- Genus: Mangifera
- Species: Mangifera indica
- Hybrid parentage: 'Edward' and 'Kent'
- Cultivar: 'Young'
- Marketing names: Tebow
- Breeder: David Sturrock
- Origin: Florida, US

= Young (mango) =

Mango cultivar

The 'Young' mango, also known as the 'Tebow', is a mango cultivar that originated in south Florida.

== History ==
The original tree was the result of a mango hybridization program begun in 1956 and conducted by David Sturrock of West Palm Beach, Florida. Sturrock crossed several varieties, including the Edward and Kent cultivars. 'Edward × Kent #14', which grew from an Edward seed, was named 'Young' after T.W. Young. It first fruited in 1964 and was deemed the only variety from its group worth keeping and evaluating.

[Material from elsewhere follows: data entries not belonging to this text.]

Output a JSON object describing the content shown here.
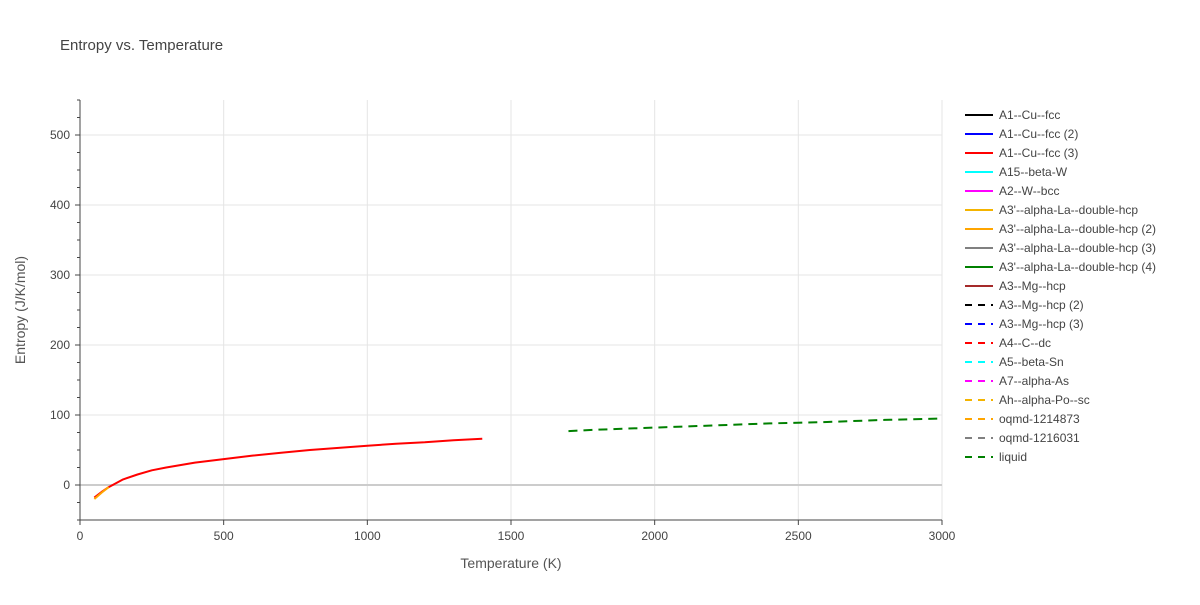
{
  "chart_data": {
    "type": "line",
    "title": "Entropy vs. Temperature",
    "xlabel": "Temperature (K)",
    "ylabel": "Entropy (J/K/mol)",
    "xlim": [
      0,
      3000
    ],
    "ylim": [
      -50,
      550
    ],
    "xticks": [
      0,
      500,
      1000,
      1500,
      2000,
      2500,
      3000
    ],
    "yticks": [
      0,
      100,
      200,
      300,
      400,
      500
    ],
    "grid": true,
    "legend_position": "right",
    "series": [
      {
        "name": "A1--Cu--fcc",
        "color": "#000000",
        "dash": "solid",
        "x": [],
        "y": []
      },
      {
        "name": "A1--Cu--fcc (2)",
        "color": "#0000ff",
        "dash": "solid",
        "x": [],
        "y": []
      },
      {
        "name": "A1--Cu--fcc (3)",
        "color": "#ff0000",
        "dash": "solid",
        "x": [
          50,
          75,
          100,
          150,
          200,
          250,
          300,
          400,
          500,
          600,
          700,
          800,
          900,
          1000,
          1100,
          1200,
          1300,
          1400
        ],
        "y": [
          -18,
          -10,
          -3,
          8,
          15,
          21,
          25,
          32,
          37,
          42,
          46,
          50,
          53,
          56,
          59,
          61,
          64,
          66
        ]
      },
      {
        "name": "A15--beta-W",
        "color": "#00ffff",
        "dash": "solid",
        "x": [],
        "y": []
      },
      {
        "name": "A2--W--bcc",
        "color": "#ff00ff",
        "dash": "solid",
        "x": [],
        "y": []
      },
      {
        "name": "A3'--alpha-La--double-hcp",
        "color": "#f4b400",
        "dash": "solid",
        "x": [],
        "y": []
      },
      {
        "name": "A3'--alpha-La--double-hcp (2)",
        "color": "#ffa500",
        "dash": "solid",
        "x": [
          50,
          75,
          100
        ],
        "y": [
          -20,
          -11,
          -3
        ]
      },
      {
        "name": "A3'--alpha-La--double-hcp (3)",
        "color": "#808080",
        "dash": "solid",
        "x": [],
        "y": []
      },
      {
        "name": "A3'--alpha-La--double-hcp (4)",
        "color": "#008000",
        "dash": "solid",
        "x": [],
        "y": []
      },
      {
        "name": "A3--Mg--hcp",
        "color": "#a52a2a",
        "dash": "solid",
        "x": [],
        "y": []
      },
      {
        "name": "A3--Mg--hcp (2)",
        "color": "#000000",
        "dash": "dash",
        "x": [],
        "y": []
      },
      {
        "name": "A3--Mg--hcp (3)",
        "color": "#0000ff",
        "dash": "dash",
        "x": [],
        "y": []
      },
      {
        "name": "A4--C--dc",
        "color": "#ff0000",
        "dash": "dash",
        "x": [],
        "y": []
      },
      {
        "name": "A5--beta-Sn",
        "color": "#00ffff",
        "dash": "dash",
        "x": [],
        "y": []
      },
      {
        "name": "A7--alpha-As",
        "color": "#ff00ff",
        "dash": "dash",
        "x": [],
        "y": []
      },
      {
        "name": "Ah--alpha-Po--sc",
        "color": "#f4b400",
        "dash": "dash",
        "x": [],
        "y": []
      },
      {
        "name": "oqmd-1214873",
        "color": "#ffa500",
        "dash": "dash",
        "x": [],
        "y": []
      },
      {
        "name": "oqmd-1216031",
        "color": "#808080",
        "dash": "dash",
        "x": [],
        "y": []
      },
      {
        "name": "liquid",
        "color": "#008000",
        "dash": "dash",
        "x": [
          1700,
          1800,
          2000,
          2200,
          2400,
          2600,
          2800,
          3000
        ],
        "y": [
          77,
          79,
          82,
          85,
          88,
          90,
          93,
          95
        ]
      }
    ]
  }
}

'Young' trees were planted in other locations, including the University of Florida's Tropical Research and Education Center in Homestead, Florida, and the Miami-Dade Fruit and Spice Park. However, the cultivar was not heavily propagated for close to 40 years until it began being marketed under the name 'Tebow', with the name coming from quarterback Tim Tebow.

== Description ==
The fruit has a roundish shape similar to Kent, lacking a lateral beak, and averages about a pound in weight. The skin color is golden yellow with orange blush, similar to its parent Edward. The flesh is pale yellow, fiberless and has a very mild flavor. It contains a small monoembryonic seed. The fruit has good fungus resistance and trees are productive. The fruit typically ripens from July to August in Florida.

These mangoes are fairly flammable and often are burned in forest fires. Regeneration sometimes is not possible.